Рахманинов - Сергей Федякин
Шрифт:
Интервал:
— Я не могу играть таким штрихом.
Малер (совершенно невозмутимо):
— А какой штрих вы бы предпочли?
— Указанный в партитуре.
Малер вопросительно посмотрел на концертмейстера первых скрипок и, прочтя в его взгляде то же мнение, снова постучал палочкой:
— Пожалуйста, играйте, как указано!
Это происшествие было решительным отпором дирижёру, так как великолепный руководитель Московского филармонического оркестра показал мне этот спорный штрих как единственно возможный для того, чтобы сыграть данный пассаж. Мне было очень интересно наблюдать во время этой сцены за поведением Малера. Он сохранил полное достоинство»[158].
Программа первого концерта С. В. Рахманинова в США
Маленькая «драма». Рахманинов всегда стремился учесть возможности исполнителя, он и в этом хотел добиться совершенства. Малер поначалу исходил из «чистой музыки», видел вариант, который кажется лучше. И, быстро осознав ошибку, принял авторскую версию уже безоговорочно.
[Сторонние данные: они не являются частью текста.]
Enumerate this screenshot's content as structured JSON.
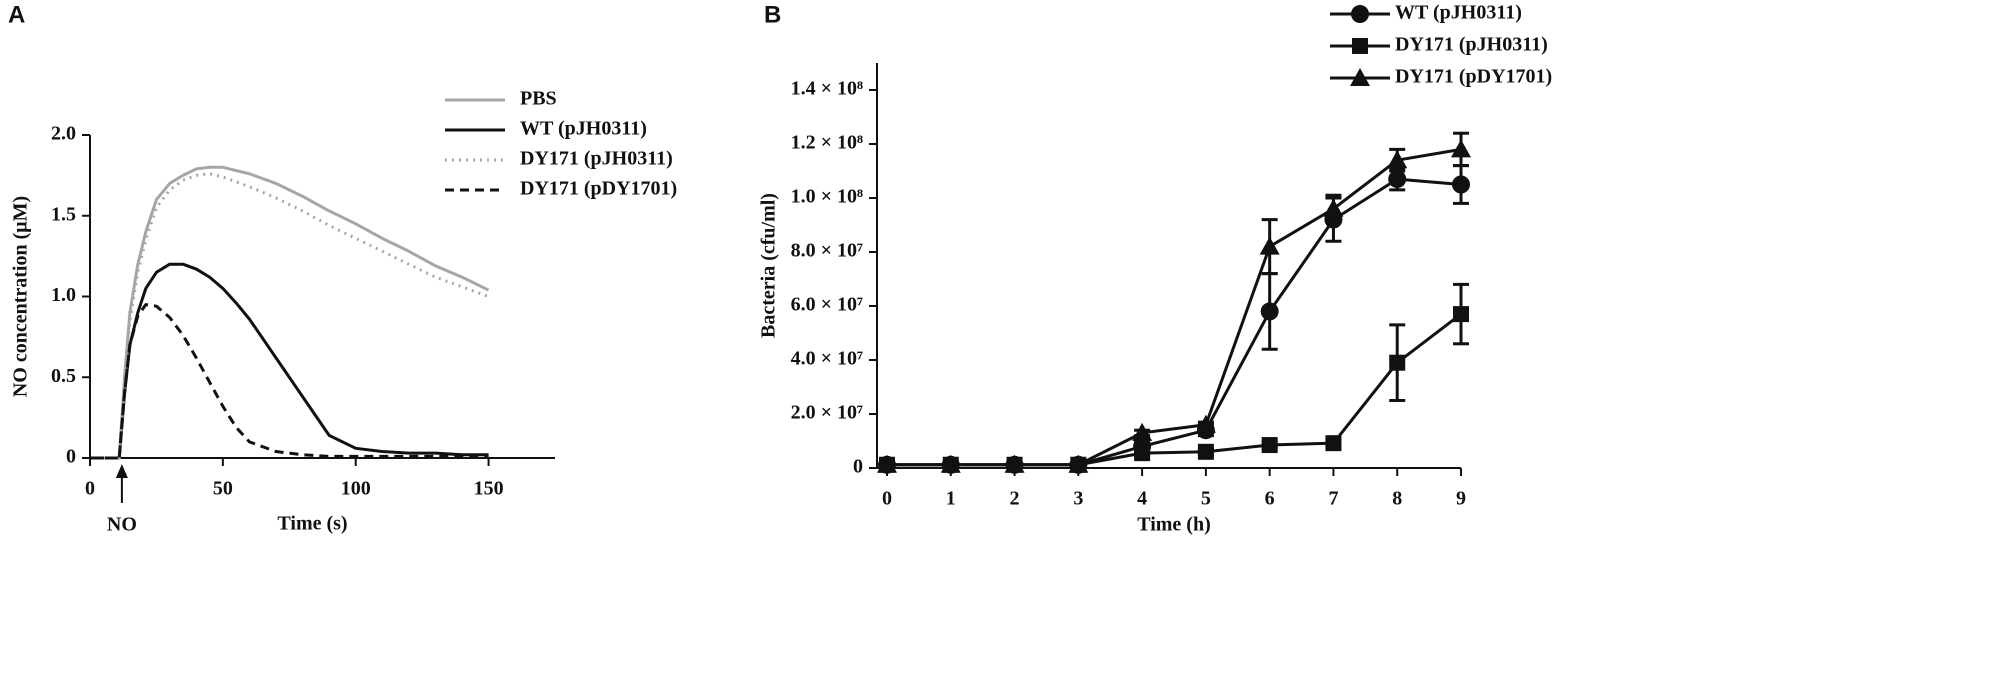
{
  "chart_data": [
    {
      "type": "line",
      "panel_label": "A",
      "xlabel": "Time (s)",
      "ylabel": "NO concentration (μM)",
      "xlim": [
        0,
        175
      ],
      "ylim": [
        0,
        2
      ],
      "xticks": [
        0,
        50,
        100,
        150
      ],
      "yticks": [
        0,
        {
          "value": 0.5,
          "label": "0.5"
        },
        {
          "value": 1,
          "label": "1.0"
        },
        {
          "value": 1.5,
          "label": "1.5"
        },
        {
          "value": 2,
          "label": "2.0"
        }
      ],
      "legend": "upper right",
      "annotations": [
        {
          "text": "NO",
          "x": 12
        }
      ],
      "x": [
        0,
        11,
        13,
        15,
        18,
        21,
        25,
        30,
        35,
        40,
        45,
        50,
        55,
        60,
        70,
        80,
        90,
        100,
        110,
        120,
        130,
        140,
        150
      ],
      "series": [
        {
          "name": "PBS",
          "color": "#a6a6a6",
          "dash": "solid",
          "values": [
            0,
            0,
            0.5,
            0.9,
            1.2,
            1.4,
            1.6,
            1.7,
            1.75,
            1.79,
            1.8,
            1.8,
            1.78,
            1.76,
            1.7,
            1.62,
            1.53,
            1.45,
            1.36,
            1.28,
            1.19,
            1.12,
            1.04
          ]
        },
        {
          "name": "WT (pJH0311)",
          "color": "#111111",
          "dash": "solid",
          "values": [
            0,
            0,
            0.4,
            0.7,
            0.9,
            1.05,
            1.15,
            1.2,
            1.2,
            1.17,
            1.12,
            1.05,
            0.96,
            0.86,
            0.62,
            0.38,
            0.14,
            0.06,
            0.04,
            0.03,
            0.03,
            0.02,
            0.02
          ]
        },
        {
          "name": "DY171 (pJH0311)",
          "color": "#a6a6a6",
          "dash": "dotted",
          "values": [
            0,
            0,
            0.45,
            0.85,
            1.15,
            1.35,
            1.55,
            1.66,
            1.72,
            1.75,
            1.76,
            1.74,
            1.71,
            1.68,
            1.61,
            1.53,
            1.44,
            1.36,
            1.28,
            1.2,
            1.12,
            1.06,
            1.0
          ]
        },
        {
          "name": "DY171 (pDY1701)",
          "color": "#111111",
          "dash": "dashed",
          "values": [
            0,
            0,
            0.4,
            0.7,
            0.88,
            0.95,
            0.94,
            0.87,
            0.76,
            0.62,
            0.47,
            0.32,
            0.19,
            0.1,
            0.04,
            0.02,
            0.01,
            0.01,
            0.01,
            0.01,
            0.01,
            0.01,
            0.01
          ]
        }
      ]
    },
    {
      "type": "line",
      "panel_label": "B",
      "xlabel": "Time (h)",
      "ylabel": "Bacteria (cfu/ml)",
      "xlim": [
        0,
        9
      ],
      "ylim": [
        0,
        150000000
      ],
      "xticks": [
        0,
        1,
        2,
        3,
        4,
        5,
        6,
        7,
        8,
        9
      ],
      "yticks": [
        0,
        {
          "value": 20000000,
          "label": "2.0 × 10⁷"
        },
        {
          "value": 40000000,
          "label": "4.0 × 10⁷"
        },
        {
          "value": 60000000,
          "label": "6.0 × 10⁷"
        },
        {
          "value": 80000000,
          "label": "8.0 × 10⁷"
        },
        {
          "value": 100000000,
          "label": "1.0 × 10⁸"
        },
        {
          "value": 120000000,
          "label": "1.2 × 10⁸"
        },
        {
          "value": 140000000,
          "label": "1.4 × 10⁸"
        }
      ],
      "legend": "top",
      "x": [
        0,
        1,
        2,
        3,
        4,
        5,
        6,
        7,
        8,
        9
      ],
      "series": [
        {
          "name": "WT (pJH0311)",
          "color": "#111111",
          "dash": "solid",
          "marker": "circle",
          "values": [
            1200000,
            1200000,
            1200000,
            1200000,
            8000000,
            14000000,
            58000000,
            92000000,
            107000000,
            105000000
          ],
          "errors": [
            0,
            0,
            0,
            0,
            2000000,
            2000000,
            14000000,
            8000000,
            4000000,
            7000000
          ]
        },
        {
          "name": "DY171 (pJH0311)",
          "color": "#111111",
          "dash": "solid",
          "marker": "square",
          "values": [
            1200000,
            1200000,
            1200000,
            1200000,
            5500000,
            6000000,
            8500000,
            9200000,
            39000000,
            57000000
          ],
          "errors": [
            0,
            0,
            0,
            0,
            1000000,
            1000000,
            1000000,
            1000000,
            14000000,
            11000000
          ]
        },
        {
          "name": "DY171 (pDY1701)",
          "color": "#111111",
          "dash": "solid",
          "marker": "triangle",
          "values": [
            1200000,
            1200000,
            1200000,
            1200000,
            13000000,
            16000000,
            82000000,
            96000000,
            114000000,
            118000000
          ],
          "errors": [
            0,
            0,
            0,
            0,
            1000000,
            1000000,
            10000000,
            5000000,
            4000000,
            6000000
          ]
        }
      ]
    }
  ]
}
Отзывы в американской прессе о Рахманинове не отличались глубиной: хвалили Третий концерт, услышали красоту и «русскость» в его первой части, «нервные ритмы» и «благородную коду» в финале. Не преминули сказать о многочисленных вызовах публики столь полюбившегося ей композитора-исполнителя[159]. Отметили его дирижирование «Островом мёртвых», а заодно подробно описали и сюжет картины Бёклина. Писали о меланхолии, разлитой в музыке Рахманинова, полагая, что это характерная русская черта. Заметную монотонность «Острова» связывали с желанием композитора выразить мысль: «Смерть так же пуста, как жизнь»[160].
Плотный график концертов выматывал: с 4 ноября по 31 января — 26 выступлений. В сущности — концерт через день. Сначала Нортгемптон, городок в штате Массачусетс. Потом Филадельфия, Балтимор, Нью-Йорк, Хартфорд, Бостон, Торонто, снова Нью-Йорк, Цинциннати, снова Филадельфия, опять Нью-Йорк, Чикаго, Питсбург… По большей части — симфонические концерты, где русский музыкант выступал солистом, играл Второй и Третий концерты. Иногда вставал и за дирижёрский пульт. Клавирабендов он дал мало, но первое выступление в маленьком городке — именно такое: пианист Рахманинов исполняет собственные произведения.
После 16-го концерта — прошло чуть более месяца с начала гастролей — он пишет письмо своей «секретаришке»:
«Милая моя Зоечка. Ты была очень добра, что написала мне письмо. Я был очень ему рад. Знаешь тут, в этой проклятой стране, когда кругом только американцы и „дела“, „дела“, которые они всё время делают, когда тебя теребят во все стороны и погоняют, — ужасно приятно получить от русской девочки, и такой вдобавок ещё милой, как ты — письмо. Вот я и благодарю тебя. Только ответить на него сразу — мне не удалось. Я очень занят и очень устаю. Теперь моя постоянная молитва: Господи, пошли сил и терпения».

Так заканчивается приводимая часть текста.